Eleven patients developed distant failure. There were eight breast cancer deaths and 22 deaths from other causes.

At the 10-year mark, DFS was 69.8%, RFS was 71.9% and OS was 78.0%, study results showed.

For more information:
White JR. Abstract #147. Presented at: 2012 Breast Cancer Symposium; Sept. 13-15, 2012; San Francisco.
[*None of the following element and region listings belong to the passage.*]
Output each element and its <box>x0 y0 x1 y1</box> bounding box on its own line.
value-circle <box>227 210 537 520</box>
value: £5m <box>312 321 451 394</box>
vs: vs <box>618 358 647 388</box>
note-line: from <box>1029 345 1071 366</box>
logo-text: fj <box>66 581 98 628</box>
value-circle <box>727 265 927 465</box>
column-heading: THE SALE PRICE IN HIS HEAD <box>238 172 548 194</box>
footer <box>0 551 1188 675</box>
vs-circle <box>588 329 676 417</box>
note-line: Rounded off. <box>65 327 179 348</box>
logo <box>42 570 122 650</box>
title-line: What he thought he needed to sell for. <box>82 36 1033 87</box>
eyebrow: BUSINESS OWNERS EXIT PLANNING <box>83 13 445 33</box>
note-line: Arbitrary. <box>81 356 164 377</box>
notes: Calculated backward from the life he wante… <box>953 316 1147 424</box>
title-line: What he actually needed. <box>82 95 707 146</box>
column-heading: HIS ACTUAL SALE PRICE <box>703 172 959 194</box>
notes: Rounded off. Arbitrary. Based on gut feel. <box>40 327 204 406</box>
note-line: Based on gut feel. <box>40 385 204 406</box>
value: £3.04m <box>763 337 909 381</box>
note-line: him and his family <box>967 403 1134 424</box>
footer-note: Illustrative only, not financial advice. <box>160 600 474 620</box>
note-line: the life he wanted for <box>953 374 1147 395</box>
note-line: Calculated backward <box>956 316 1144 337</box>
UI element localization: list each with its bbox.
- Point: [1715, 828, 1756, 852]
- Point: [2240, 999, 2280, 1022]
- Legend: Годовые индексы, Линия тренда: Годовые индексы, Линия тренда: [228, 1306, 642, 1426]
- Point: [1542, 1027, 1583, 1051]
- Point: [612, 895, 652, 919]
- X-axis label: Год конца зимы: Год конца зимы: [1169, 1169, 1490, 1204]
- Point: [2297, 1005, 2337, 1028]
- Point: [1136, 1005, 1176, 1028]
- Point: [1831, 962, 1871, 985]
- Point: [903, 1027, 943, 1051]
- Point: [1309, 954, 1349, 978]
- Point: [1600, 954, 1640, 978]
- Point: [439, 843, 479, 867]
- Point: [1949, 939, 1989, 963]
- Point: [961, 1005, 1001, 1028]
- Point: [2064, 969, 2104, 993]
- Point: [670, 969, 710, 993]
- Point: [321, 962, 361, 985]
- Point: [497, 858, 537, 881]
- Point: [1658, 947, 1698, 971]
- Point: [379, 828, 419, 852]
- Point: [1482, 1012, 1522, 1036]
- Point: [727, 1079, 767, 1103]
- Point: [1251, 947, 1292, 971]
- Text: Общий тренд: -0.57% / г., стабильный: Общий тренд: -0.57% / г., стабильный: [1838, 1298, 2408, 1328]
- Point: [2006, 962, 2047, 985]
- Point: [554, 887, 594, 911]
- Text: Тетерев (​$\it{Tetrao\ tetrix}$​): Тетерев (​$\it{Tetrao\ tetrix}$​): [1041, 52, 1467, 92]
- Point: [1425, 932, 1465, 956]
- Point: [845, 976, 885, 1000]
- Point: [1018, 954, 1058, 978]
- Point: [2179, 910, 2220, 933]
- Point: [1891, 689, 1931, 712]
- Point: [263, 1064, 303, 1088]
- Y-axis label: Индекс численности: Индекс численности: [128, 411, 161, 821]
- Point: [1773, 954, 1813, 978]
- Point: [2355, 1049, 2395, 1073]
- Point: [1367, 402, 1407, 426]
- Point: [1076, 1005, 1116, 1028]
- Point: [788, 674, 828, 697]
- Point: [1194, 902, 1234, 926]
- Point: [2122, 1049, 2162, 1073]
Disclosure: The researchers report no relevant financial disclosures.

    Perspective
    Bruce G. Haffty

    Bruce G. Haffty

    Accelerated partial breast irradiation (APBI), which delivers radiation following breast-conserving surgery to the tumor bed only, has gained popularity and continues to be evaluated in multiple trials throughout the world. It is important that patients and clinicians have confidence that, in appropriately selected patients, the long-term results of the concept of APBI are safe and effective. This phase 2 trial demonstrates the long-term effectiveness — with acceptable local control and survival rates — of the concept of APBI, pending the results of the ongoing phase 3 trials comparing the 1-week course of APBI with the standard 5- to 6-week course of daily whole breast irradiation.

    • Bruce G. Haffty, MD
    • Associate director, Cancer Institute of New Jersey Chairman of radiation oncology Robert Wood Johnson Medical School

    Disclosures: Dr. Haffty reports no relevant financial disclosures.